ZIARAH JEJAK SEJARAH: KERATON KASEPUHAN CIREBON SAMBANGI TEGALSARI PONOROGO

Gusti Patih Sepuh XV Keraton Kasepuhan Cirebon, Pangeran Raja Goemelar Soeriadiningrat ziarah di makam Tegalsari Kyai Ageng Muhammad Besari 

PONOROGO, SINYALINDONESIA
– Langkah pelan namun sarat makna menyusuri kawasan Tegalsari, Ahad pagi (21/6/2026), menjadi penanda hidupnya kembali jejak sejarah yang telah berusia ratusan tahun. Gusti Patih Sepuh XV Keraton Kasepuhan Cirebon, Pangeran Raja Goemelar Soeriadiningrat, hadir tidak sekadar sebagai tamu, tetapi sebagai bagian dari mata rantai panjang hubungan spiritual, budaya, dan kekeluargaan yang menghubungkan Cirebon dan Tegalsari.

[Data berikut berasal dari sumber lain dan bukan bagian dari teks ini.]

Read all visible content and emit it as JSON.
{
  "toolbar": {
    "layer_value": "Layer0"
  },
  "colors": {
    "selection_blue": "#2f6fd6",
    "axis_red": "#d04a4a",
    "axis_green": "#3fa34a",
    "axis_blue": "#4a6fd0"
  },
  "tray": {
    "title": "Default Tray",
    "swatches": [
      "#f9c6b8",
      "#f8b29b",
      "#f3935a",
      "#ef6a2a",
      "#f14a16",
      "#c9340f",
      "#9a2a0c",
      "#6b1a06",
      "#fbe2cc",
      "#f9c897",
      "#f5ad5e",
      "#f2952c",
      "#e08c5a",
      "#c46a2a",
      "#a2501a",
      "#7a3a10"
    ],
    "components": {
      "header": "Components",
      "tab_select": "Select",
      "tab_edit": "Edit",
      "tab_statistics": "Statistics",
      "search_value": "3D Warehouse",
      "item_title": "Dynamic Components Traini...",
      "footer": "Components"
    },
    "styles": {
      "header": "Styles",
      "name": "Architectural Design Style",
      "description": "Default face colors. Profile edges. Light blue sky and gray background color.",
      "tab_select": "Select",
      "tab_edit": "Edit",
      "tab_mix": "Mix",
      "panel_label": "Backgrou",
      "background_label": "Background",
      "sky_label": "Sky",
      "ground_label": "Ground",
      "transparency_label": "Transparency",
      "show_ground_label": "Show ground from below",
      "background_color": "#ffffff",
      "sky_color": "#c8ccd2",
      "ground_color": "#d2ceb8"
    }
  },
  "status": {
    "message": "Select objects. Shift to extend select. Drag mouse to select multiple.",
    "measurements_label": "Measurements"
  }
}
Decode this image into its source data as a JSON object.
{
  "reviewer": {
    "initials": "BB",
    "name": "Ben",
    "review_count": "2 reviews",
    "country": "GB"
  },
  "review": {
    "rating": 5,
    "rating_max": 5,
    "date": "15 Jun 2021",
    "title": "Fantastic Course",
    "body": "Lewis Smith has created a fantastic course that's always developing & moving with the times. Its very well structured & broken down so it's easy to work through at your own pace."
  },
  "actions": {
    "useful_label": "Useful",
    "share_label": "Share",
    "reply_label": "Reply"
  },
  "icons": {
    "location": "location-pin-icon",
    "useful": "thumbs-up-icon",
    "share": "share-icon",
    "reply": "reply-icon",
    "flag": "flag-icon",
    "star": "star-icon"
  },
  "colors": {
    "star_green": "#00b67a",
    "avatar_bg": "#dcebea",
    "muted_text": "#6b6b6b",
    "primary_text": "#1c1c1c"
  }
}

Kunjungan tersebut diawali dengan ziarah ke makam Kyai Ageng Muhammad Besari, sosok ulama besar yang dikenal sebagai pendiri Pondok Tegalsari—salah satu pusat pendidikan Islam terkemuka di Jawa pada masanya. Di tengah suasana khidmat, doa-doa dipanjatkan, seolah merajut kembali ingatan kolektif tentang peran besar Tegalsari dalam membentuk tradisi keilmuan dan dakwah Islam Nusantara.

Tidak berhenti di makam, rombongan melanjutkan napak tilas ke Masjid Jami Tegalsari dan Ndalem Ageng, dua situs yang menjadi saksi bisu kejayaan pesantren Tegalsari pada abad ke-18 hingga 19. Bangunan-bangunan itu, meski telah melewati zaman, masih berdiri tegak—menyimpan cerita tentang santri, ulama, dan jaringan keilmuan yang pernah menjangkau berbagai wilayah di Jawa.

Bagi Pangeran Raja Goemelar Soeriadiningrat, perjalanan ini bukan sekadar ritual ziarah, melainkan upaya menyambung kembali benang sejarah yang nyaris terlupakan.

“Kami datang ke Tegalsari untuk mengenang sekaligus menyambung kembali jejak hubungan keluarga yang telah terjalin sejak lama. Ini bukan hanya tentang masa lalu, tetapi juga tentang tanggung jawab menjaga warisan sejarah dan budaya,” ujarnya.

Pernyataan tersebut menegaskan bahwa hubungan antara Keraton Kasepuhan Cirebon dan Tegalsari tidak berdiri dalam ruang kosong. Ada ikatan genealogis, spiritual, dan intelektual yang telah terbentuk sejak masa para leluhur—ikatan yang kini coba dihidupkan kembali di tengah arus modernitas.

Kehadiran rombongan disambut hangat oleh keluarga besar dzuriyah Tegalsari. Kunto Pramono, salah satu perwakilan keluarga, menyampaikan rasa syukur atas kunjungan tersebut. Baginya, momen ini bukan sekadar pertemuan, tetapi juga penguatan identitas sejarah yang harus terus dijaga.

“Kami merasa sangat terhormat dan bahagia. Silaturahmi ini bukan hanya mempererat hubungan kekeluargaan, tetapi juga menjadi bagian dari ikhtiar bersama untuk menjaga warisan para leluhur agar tetap hidup di tengah generasi sekarang,” ungkapnya.

Ziarah ini sekaligus menjadi refleksi bahwa Tegalsari bukan hanya situs sejarah, melainkan simpul peradaban. Dari tempat inilah nilai-nilai keislaman, kebudayaan, dan pendidikan pernah tumbuh dan menyebar luas, membentuk wajah masyarakat Jawa yang religius sekaligus berbudaya.

Di tengah perubahan zaman yang kian cepat, kunjungan seperti ini menghadirkan pesan penting: bahwa sejarah bukan untuk dikenang semata, tetapi untuk dirawat dan diwariskan. Tegalsari dan Cirebon, dalam hal ini, menjadi contoh bagaimana dua entitas berbeda tetap terhubung oleh nilai yang sama—yakni penghormatan terhadap ilmu, leluhur, dan tradisi.

Melalui ziarah ini, harapan pun mengemuka: agar generasi mendatang tidak tercerabut dari akar sejarahnya. Sebab di sanalah, identitas dan arah masa depan bangsa sesungguhnya berpijak.(MFH/Nang/Red).